중국항암협회지출:90%적조기암증몰유명현증상,이지우80%적암증환자학진시이속우중만기。여과아문능구조기발현암증,지소가이만구상백만인적생명。본연구적주요목적취시차조우대수거개치제취기술,건립일투능구조기예측암증풍험적계통。본연구대486394인,포괄40217명암증환자화446177명건강체검자진행료혈상규,혈생화화뇨상규수거적분석예측,예측분석수거공계48항。현저성분석화예측모형적통계방법위라집분석법화판별분석법,현저성검험표준위p<0.05。예측분석사용적통계연건위SAS,예측분석소용수거균래자MS SQL수거고。연구결과현시혈상규,혈생화화뇨상규수거가이용래구분암증환자화건강자,기우혈상규,혈생화화뇨상규수거적암증풍험예측모형가이정준쇄정고풍험암증인군,준학솔체95.5%。암증풍험예측모형건성후,경과2014년1—7월9931명암증환자화110077명건강체검자수거적험증,준학솔초과95%。본연구증명혈상규,혈생화화뇨상규수거가이용래조기예측암증적풍험。

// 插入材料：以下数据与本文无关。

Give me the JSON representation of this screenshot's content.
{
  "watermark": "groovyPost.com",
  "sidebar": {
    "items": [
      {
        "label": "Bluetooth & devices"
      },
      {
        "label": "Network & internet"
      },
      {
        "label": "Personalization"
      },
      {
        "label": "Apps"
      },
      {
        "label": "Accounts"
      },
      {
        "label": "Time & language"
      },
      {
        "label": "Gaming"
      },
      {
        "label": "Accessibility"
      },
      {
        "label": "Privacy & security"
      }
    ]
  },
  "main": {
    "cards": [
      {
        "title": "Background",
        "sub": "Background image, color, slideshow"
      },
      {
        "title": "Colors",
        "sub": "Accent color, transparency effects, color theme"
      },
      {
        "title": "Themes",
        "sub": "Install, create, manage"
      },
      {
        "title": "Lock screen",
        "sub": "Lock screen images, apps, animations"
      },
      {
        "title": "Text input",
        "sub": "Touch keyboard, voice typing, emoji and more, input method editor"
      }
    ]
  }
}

Chinese Anti-Cancer Association indicates that about 90%of early cancers have no obvious symptoms, so that 80%of the diagnosed cancer patients are in the later stage. More than one million lives could be saved if we can predict early cancer risk. The purpose of this research is to provide a system to early predict cancer risk with the help of big data technology. A total of 486,394 people including 40,217 cancer patients and 446,177 normal people were involved in the study. The data were used in the research including demographic, CBC (Complete Blood Count), CMP (Complete Metabolic Panel), Lipids and Urinalysis data, total of 48 data points. Both Logistic analysis and discriminant analysis were used to identify the signiifcant factors and to build seven cancer risk prediction models and the signiifcant level was set at p<0.05. SAS was used as the primary statistical analysis tool. All the data were pulled out from the MS SQL database. The analysis results showed that CBC, CMP, Lipids and Urinalysis data can signiifcantly distinguish normal people from cancer patients and those data can be used to build cancer risk prediction models, the average accuracy of the prediction models was 95.5%. Those seven prediction models were veriifed by a total of 120,008 people (from January 2014 to July 2014) including 9,931 cancer patients and 110,077 normal people. The accuracy of the veriifcation was over 95%. This research shows that the routine blood and urine test results can be used to predict cancer risk in the early stage.